Les pistes de solution de la protectrice du citoyen pour l'éducation au Nunavik

«Pour moi, c’est la recommandation phare [de notre rapport], la situation du logement au Nunavik est accablante. Il y a une urgence d’agir dans le respect des cultures locales», explique la protectrice du citoyen, Marie Rinfret.
Photo: Jacques Boissinot La Presse canadienne «Pour moi, c’est la recommandation phare [de notre rapport], la situation du logement au Nunavik est accablante. Il y a une urgence d’agir dans le respect des cultures locales», explique la protectrice du citoyen, Marie Rinfret.

Des plans de travail ont été déposés en février dernier pour s’attaquer au piètre état des services éducatifs offerts aux jeunes Inuits, mais la protectrice du citoyen livrera en septembre son verdict sur l’état réel des actions entreprises par le gouvernement du Québec pour corriger la situation au Nunavik.

En entrevue au Devoir, la protectrice du citoyen, Marie Rinfret, qui avait signé en 2018 un rapport accablant sur l’état de l’enseignement prodigué aux jeunes du Nunavik, s’est gardée de poser un jugement sur les gestes concrets posés depuis par les ministères et organisations gouvernementales interpellés dans son rapport.

« Je réserve cette information aux parlementaires à qui je suis d’abord tenue de rendre compte en septembre prochain dans un rapport annuel », a-t-elle insisté mercredi. Toutefois, cette dernière constate que la pénurie d’enseignants semble s’être aggravée puisqu’en 2018, lors de son enquête, 64 postes d’enseignants étaient vacants. Aujourd’hui, ce sont 84 professeurs qui manquent à l’appel à la Commission scolaire Kativik.

Communications zéro

Dans son rapport spécial livré sur la santé des services éducatifs dans le Grand Nord, la protectrice brossait un portrait peu glorieux de l’enseignement offert aux jeunes Nunavimmiuts. Absentéisme galopant chez les élèves, pénurie criante de professeurs, cours annulés, maîtres non qualifiés : les défis à relever pour la commission scolaire étaient immenses. Ils le sont toujours, comme l’a rapporté Le Devoir en début de semaine. « Un de nos constats, c’est qu’il n’y avait pas de communication entre le ministère de l’Éducation et la Commission scolaire Kativik.

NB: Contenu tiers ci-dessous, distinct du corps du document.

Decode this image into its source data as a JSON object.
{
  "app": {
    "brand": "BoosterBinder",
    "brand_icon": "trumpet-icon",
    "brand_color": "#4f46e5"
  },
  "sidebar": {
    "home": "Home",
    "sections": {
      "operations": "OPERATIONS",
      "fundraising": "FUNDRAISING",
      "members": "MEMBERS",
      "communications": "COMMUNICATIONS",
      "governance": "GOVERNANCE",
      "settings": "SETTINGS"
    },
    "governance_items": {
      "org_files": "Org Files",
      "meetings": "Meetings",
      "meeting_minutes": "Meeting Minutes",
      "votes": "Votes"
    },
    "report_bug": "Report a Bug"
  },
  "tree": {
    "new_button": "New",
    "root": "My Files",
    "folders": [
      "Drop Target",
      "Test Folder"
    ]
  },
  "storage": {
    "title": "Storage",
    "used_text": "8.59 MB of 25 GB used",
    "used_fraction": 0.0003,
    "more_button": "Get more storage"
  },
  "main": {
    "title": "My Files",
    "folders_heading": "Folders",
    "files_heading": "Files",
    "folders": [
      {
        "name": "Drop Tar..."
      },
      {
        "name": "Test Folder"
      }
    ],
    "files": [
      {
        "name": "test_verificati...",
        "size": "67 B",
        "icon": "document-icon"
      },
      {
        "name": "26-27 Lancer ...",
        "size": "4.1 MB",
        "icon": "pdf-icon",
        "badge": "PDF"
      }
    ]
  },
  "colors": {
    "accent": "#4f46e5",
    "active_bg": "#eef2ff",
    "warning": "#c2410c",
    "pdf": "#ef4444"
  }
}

Mais après notre enquête, les intervenants se sont mis à bouger. Notre intervention a eu un impact », affirme-t-elle par ailleurs.

Les ministères et organismes gouvernementaux concernés ont déposé des plans d’action en février dernier, mais il est difficile de dire où en sont leurs actions. La Société d’habitation du Québec, notamment, prévoit y construire 134 unités de logements en 2019, 64 logements par année en 2021 et 2022, et livrer en avril prochain un rapport complet sur l’état du logement dans le Grand Nord. La ministre des Affaires municipales et de l’Habitation, Andrée Laforest, était d’ailleurs en tournée au Nunavik en juillet dernier pour discuter de solutions destinées à améliorer les conditions de logement des ménages du Grand Nord.

« Pour moi, c’est la recommandation phare [de notre rapport], la situation du logement au Nunavik est accablante. Il y a une urgence d’agir dans le respect des cultures locales », explique Mme Rinfret, qui estime que les dures conditions de vie nuisent au cheminement scolaire des élèves.

Adapter l’enseignement

Autre grande lacune observée par la protectrice : l’absence totale de données au ministère de l’Éducation sur la situation qui prévaut dans les écoles au-delà du 55e parallèle. « Pour connaître les causes d’un problème, il faut avoir des données et, à ce titre, les parties se sont mises en mode action. » Selon Marie Rinfret, les problèmes qui minent les écoles du Nunavik ne se régleront pas à court terme et passeront ultimement par la formation d’un plus grand nombre d’enseignants inuits et un changement des programmes.

« Il y a une responsabilité de notre part de tenir compte de leur culture. On impose aux élèves d’apprendre à partir de la 4e année dans une langue qui n’est pas la leur (anglais ou français). Je crois qu’il faut rendre les programmes culturellement pertinents. C’est clair que c’est exigeant pour ces élèves. Il y a des ajustements à faire », insiste-t-elle.